For everything else, there are parallel infrastructures for the haves - private education, private healthcare, privatized transit, etc. It's something I've thought about a lot in the last few weeks.
On top of that, there is some research that suggests communities rate smaller police forces better than larger ones [1].
> To test this, Ostrom worked with the Indianapolis government and her students to measure the quality of policing. Surprisingly, against common assumptions, they found that the smaller the police force, the more positively residents evaluated the police services they got.
> "Increasing the size of [the police force] consistently had a negative impact on the level of output generated as well as on efficiency of service provision… smaller police departments … consistently outperformed their better trained and better financed larger neighbors.”
> But why did this happen? To explain this, Elinor Ostrom argued that in small communities with small police forces, citizens are more active in community safety. Officers in smaller police forces also have more knowledge of the local area & more trust from people.
Yes, we should rebuild the infrastructure. If more money is required we should find it. But we should find a way that holds the bureaucrats accountable on both the costs and the schedule; otherwise we will be throwing good money after the bad. My 2c.
Every city/county had their own "Bauhof" with a couple of construction workers and machines for all kinds of maintenance that a city had: snow plowing in the winter, pothole fillings and greenkeeping in the summer, pipe laying/maintenance, traffic lights and general lights maintenance, other infrastructure upkeep.

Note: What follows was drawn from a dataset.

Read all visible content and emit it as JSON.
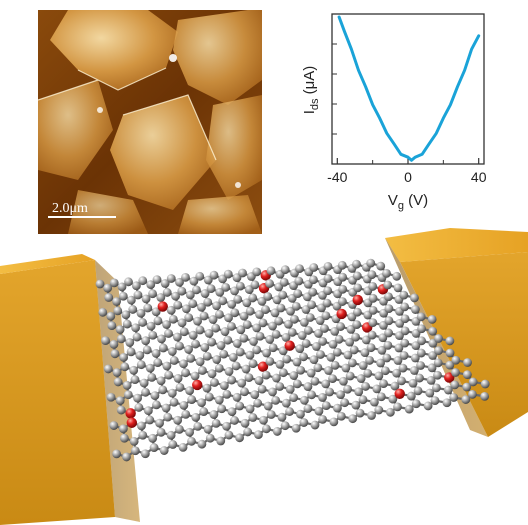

Today much of this is mandatory outsourced to the lowest bidder, with no way of accounting for regionality or quality.
To make it worse, cities and counties used to have capable public servants in architecture and supervision, which meant that for those projects where external help was needed (think construction of new projects) that work could be properly supervised and issues either prevented in the planning stage or caught during construction and remedied before that became too expensive. Nowadays, thanks to more and more budget cuts, pay in public service is a third to a half of the private sector which means that even if there were a budget no one would apply. In IT the situation is even more dire, which is why almost all major government IT projects fail, with the additional complexity that most IT projects have way too many stakeholders and no leadership.
We as Western societies need to roll back that privatization mandate, at least for areas where it has obviously failed.